I don't know what it is about British media, but they are more obsessed with technology and science than their colonial counterparts in the U.S. where news is mostly about politicians. And celebrities I've no idea what their purpose in life is.

I read the Guardian and BBC online every day. Their global news, science and technology reporting is boffo. (That's slang for excellent, one of many useful words like wanker and bollocks that can be learned by visiting British pubs or watching British dramas and comedies on public television.) The Brits are a stitch.


I collect stories about science and technology, hoping periodically to find threads of connectivity and relevance that allow a respite from writing about violent death, greed, evil, bad government, religion and the premature, demoralizing departure of lovely human beings like Robin Williams.
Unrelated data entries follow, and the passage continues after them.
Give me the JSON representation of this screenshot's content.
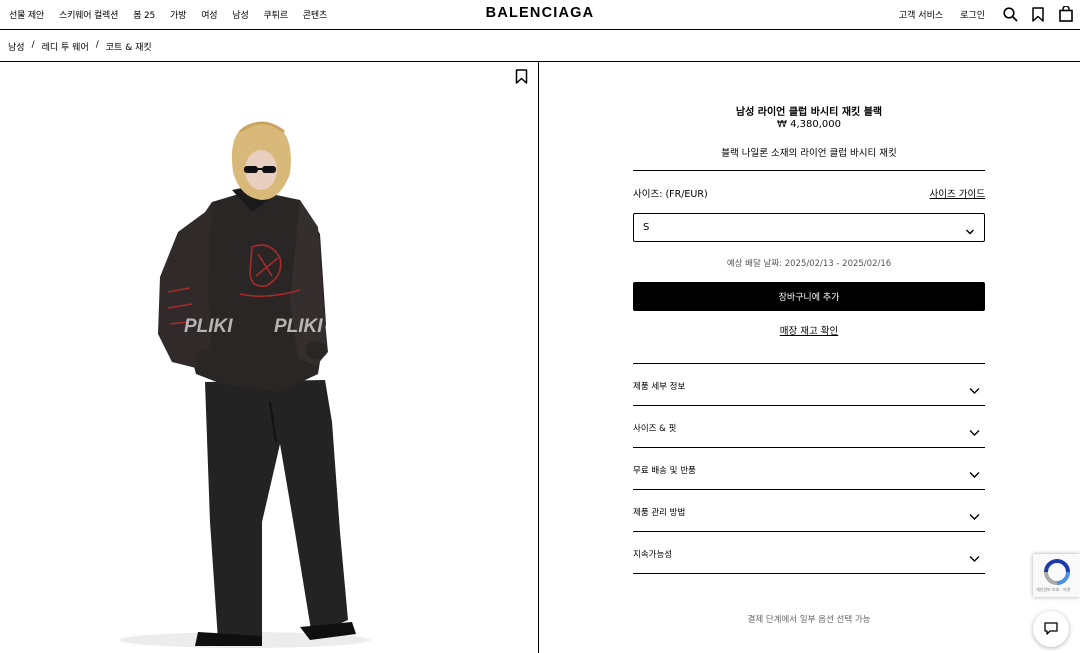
{
  "header": {
    "nav_left": [
      "선물 제안",
      "스키웨어 컬렉션",
      "봄 25",
      "가방",
      "여성",
      "남성",
      "쿠튀르",
      "콘텐츠"
    ],
    "brand": "BALENCIAGA",
    "nav_right": [
      "고객 서비스",
      "로그인"
    ],
    "icons": [
      "search-icon",
      "bookmark-icon",
      "shopping-bag-icon"
    ]
  },
  "breadcrumb": [
    "남성",
    "레디 투 웨어",
    "코트 & 재킷"
  ],
  "breadcrumb_sep": "/",
  "image": {
    "watermark": "PLIKI"
  },
  "product": {
    "title": "남성 라이언 클럽 바시티 재킷 블랙",
    "price": "₩ 4,380,000",
    "description": "블랙 나일론 소재의 라이언 클럽 바시티 재킷",
    "size_label": "사이즈: (FR/EUR)",
    "size_guide": "사이즈 가이드",
    "size_selected": "S",
    "delivery": "예상 배달 날짜: 2025/02/13 - 2025/02/16",
    "add_to_cart": "장바구니에 추가",
    "store_stock": "매장 재고 확인",
    "accordion": [
      "제품 세부 정보",
      "사이즈 & 핏",
      "무료 배송 및 반품",
      "제품 관리 방법",
      "지속가능성"
    ],
    "payment_note": "결제 단계에서 일부 옵션 선택 가능"
  },
  "widgets": {
    "recaptcha_caption": "개인정보 보호 · 약관"
  }
}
He'd have been a grand man if he'd never told a joke.

It's amazing how far technology has come in just 20 years.

London's Science Museum is marking those advances with a technology exhibit that includes a tribute to IBM's Simon, the world's first portable (though primitive) smart phone. Simon had a calendar, took notes and did email. Weighing in at over a pound, it was no pocket rocket. Its descendant, the 10-year-old Motorola flip phone I still use, doesn't do any of those chores. It just calls people. And we're still happy with one another.
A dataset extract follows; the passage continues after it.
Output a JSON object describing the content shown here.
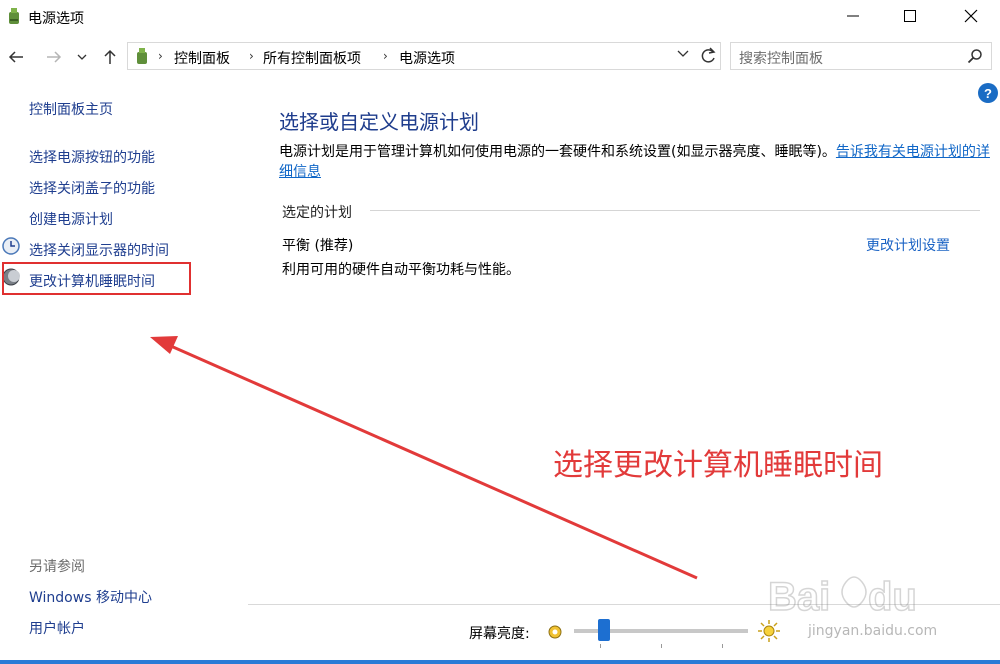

Lots of people prefer a smart phone that pays bills, surfs the Web, takes pictures and orders pizza.

But advances in technology are often of questionable value.

After studying army ants, engineers at Harvard have built a "swarm" of 1,012 tiny three-legged robots, each not much bigger than a bottle cap.

They programmed their "Kilobots" to take instructions via infrared light and talk to one another so they can build things. So far their work consists of forming into simple shapes on a table, like a malformed star or a square. It takes the swarm of kilobots 12 agonizing hours to puzzle out each shape they're asked to replicate. Which raises a fair question: "What's the point?" Their creators foresee a day when swarms of robots will build things, drive our cars, clean environmental messes and cope with disasters. They will replace people, in other words -- the same unemployed people who will have more free time to ponder life's wonders while relaxing under the freeway overpasses where they will be living.

Other scientists have practical inventions. One company is making a cucumber-sized syringe filled with tiny sponges that are injected deep into a gunshot victim's wounds. The sponges suck up blood, swell, and the resulting pressure stops bleeding. Like a thumb in a dike. That would be useful in the world's Baghdads and Fergusons.

Another company is developing a biobattery that uses lactate in human sweat to make electricity. One day it may charge iPods, heart monitors, digital watches and even smart phones.

The biobattery requires people to exercise so they sweat profusely. It doesn't work real well yet. But because the device looks like a tattoo and affixes to the upper arm, everyone will want one.

In a curious twist, its developers learned unfit people's sweat is better at generating electricity than jocks. Finally, something good comes from all that fast food Americans eat.

Yet another lab is perfecting an electronic device that can "smell" paper currency. The idea is being developed to help Customs and the Border Patrol to find and seize laundered drug money being smuggled from the U.S. into Mexico. They seized $106 million last year, but $39 BILLION got through undetected. That would feed, clothe and educate a lot of immigrant kids.

The sniffer project leader, Joseph Stetter, said "We found that U.S. currency emits a wide range of volatile organic compounds that makes a 'fingerprint' we can identify in less than a minute." That's a polite way of saying it's a disgusting mix of fragrances emitted by humans.

There are people who selflessly use technological innovations for humanitarian causes.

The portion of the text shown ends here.